Maduro anunciou que o seu país pretende incrementar a compra de etanol produzido a partir da cana-de-açúcar e que um acordo entre os dois países deverá ser fechado nos próximos meses.

Pelo acordo, a Venezuela, que criticou o programa de biocombustível, poderá comprar praticamente toda a produção brasileira. Para tanto, deverá ser reativada a Comissão Binacional Brasil – Venezuela, para definir as condições e a quantidade que será importada pelo país. Nos dias 21 e 22 de junho, o ministro Celso Amorim estará em Caracas, quando tratará do assunto.

O principal comprador brasileiro de etanol são os Estados Unidos. Do total de 3.4 milhões de litros produzidos no ano passado, os norte-americanos compraram 1.7 milhões. Até o momento, a Venezuela ocupa o sexto lugar entre os compradores com 104 milhões de litros.

Na avaliação de Nicolás Maduro, a exploração das críticas feitas pelos presidentes Hugo Chávez e Fidel Castro, contrários à produção dos biocombustíveis, pretendia apenas criar intrigas e dividir os países da região.

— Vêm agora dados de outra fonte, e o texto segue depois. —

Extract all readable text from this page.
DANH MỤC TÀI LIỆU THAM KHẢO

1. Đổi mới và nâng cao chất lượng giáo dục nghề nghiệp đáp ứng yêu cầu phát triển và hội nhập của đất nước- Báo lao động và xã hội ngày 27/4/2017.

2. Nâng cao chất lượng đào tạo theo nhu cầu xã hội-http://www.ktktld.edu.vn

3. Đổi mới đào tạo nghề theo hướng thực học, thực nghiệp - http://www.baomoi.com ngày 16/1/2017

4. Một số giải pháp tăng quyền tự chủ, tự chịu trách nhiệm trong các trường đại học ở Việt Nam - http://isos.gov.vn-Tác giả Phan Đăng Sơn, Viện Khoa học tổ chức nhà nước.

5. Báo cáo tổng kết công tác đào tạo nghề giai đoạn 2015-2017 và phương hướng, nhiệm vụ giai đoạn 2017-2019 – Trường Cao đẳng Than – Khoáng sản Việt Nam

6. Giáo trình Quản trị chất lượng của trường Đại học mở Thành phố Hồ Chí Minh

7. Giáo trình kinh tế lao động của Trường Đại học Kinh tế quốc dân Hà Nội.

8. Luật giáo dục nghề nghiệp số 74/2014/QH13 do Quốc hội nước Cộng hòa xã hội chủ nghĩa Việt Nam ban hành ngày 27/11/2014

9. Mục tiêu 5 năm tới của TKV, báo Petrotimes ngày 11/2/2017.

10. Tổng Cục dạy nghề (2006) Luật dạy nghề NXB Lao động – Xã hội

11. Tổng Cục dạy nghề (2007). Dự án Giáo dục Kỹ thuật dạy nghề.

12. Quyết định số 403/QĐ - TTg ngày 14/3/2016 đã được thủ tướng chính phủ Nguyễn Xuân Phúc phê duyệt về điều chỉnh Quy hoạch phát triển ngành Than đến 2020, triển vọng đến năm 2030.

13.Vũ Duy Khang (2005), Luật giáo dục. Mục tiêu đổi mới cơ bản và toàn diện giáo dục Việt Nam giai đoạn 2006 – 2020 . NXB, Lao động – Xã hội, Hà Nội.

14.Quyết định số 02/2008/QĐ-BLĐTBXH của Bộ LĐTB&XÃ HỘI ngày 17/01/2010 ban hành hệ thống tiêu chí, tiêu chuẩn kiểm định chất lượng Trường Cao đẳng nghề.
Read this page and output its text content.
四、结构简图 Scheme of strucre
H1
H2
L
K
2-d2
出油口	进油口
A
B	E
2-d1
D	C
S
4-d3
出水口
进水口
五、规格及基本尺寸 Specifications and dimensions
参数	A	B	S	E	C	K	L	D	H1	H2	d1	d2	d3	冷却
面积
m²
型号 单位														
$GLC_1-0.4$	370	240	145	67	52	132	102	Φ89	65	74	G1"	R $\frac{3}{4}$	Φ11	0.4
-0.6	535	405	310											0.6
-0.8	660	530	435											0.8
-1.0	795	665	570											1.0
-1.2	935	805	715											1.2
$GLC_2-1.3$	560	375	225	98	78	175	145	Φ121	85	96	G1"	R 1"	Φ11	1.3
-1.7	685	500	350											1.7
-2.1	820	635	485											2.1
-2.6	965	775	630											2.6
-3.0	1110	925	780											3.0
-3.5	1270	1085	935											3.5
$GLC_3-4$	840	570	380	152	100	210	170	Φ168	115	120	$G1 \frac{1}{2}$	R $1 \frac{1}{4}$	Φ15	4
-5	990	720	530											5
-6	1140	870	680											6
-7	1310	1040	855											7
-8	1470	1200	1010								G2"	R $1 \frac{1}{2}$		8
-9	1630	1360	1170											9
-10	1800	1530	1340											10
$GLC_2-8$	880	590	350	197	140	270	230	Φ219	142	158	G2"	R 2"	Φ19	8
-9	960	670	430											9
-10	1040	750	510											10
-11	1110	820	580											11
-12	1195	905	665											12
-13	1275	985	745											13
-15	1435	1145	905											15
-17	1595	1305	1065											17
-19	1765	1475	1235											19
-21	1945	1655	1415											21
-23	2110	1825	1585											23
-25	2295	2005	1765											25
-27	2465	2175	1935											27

Segundo ele, Lula e Chávez compartilham uma amizade pessoal e confiança política a prova de furacões, intrigas e mentiras, razão pela qual as relações entre os dois países, nos últimos quatro anos, foram mais intensas que em 200 anos.

Defesa

Nicolás Maduro também falou sobre a compra de armas que o governo venezuelano tem efetuado junto à Rússia e garantiu que não serão problemas para as relações bilaterais. De acordo com o chanceler, o presidente Hugo Chávez trabalha para modernizar as Forças Armadas do país, que não se constituem numa ameaça aos vizinhos.

O ministro explicou que os militares do país têm uma orientação “latino-americanista” e desempenham suas funções voltados para a integração das Forças Armadas da região.

Para Maduro, há uma “campanha de mentiras que favorece apenas os fornecedores de armas dos Estados Unidos. As Forças Armadas da Venezuela têm uma doutrina humanista, integracionista e bolivariana que começou com Bolívar e foi resgatada pelo presidente Hugo Chávez,” afirmou.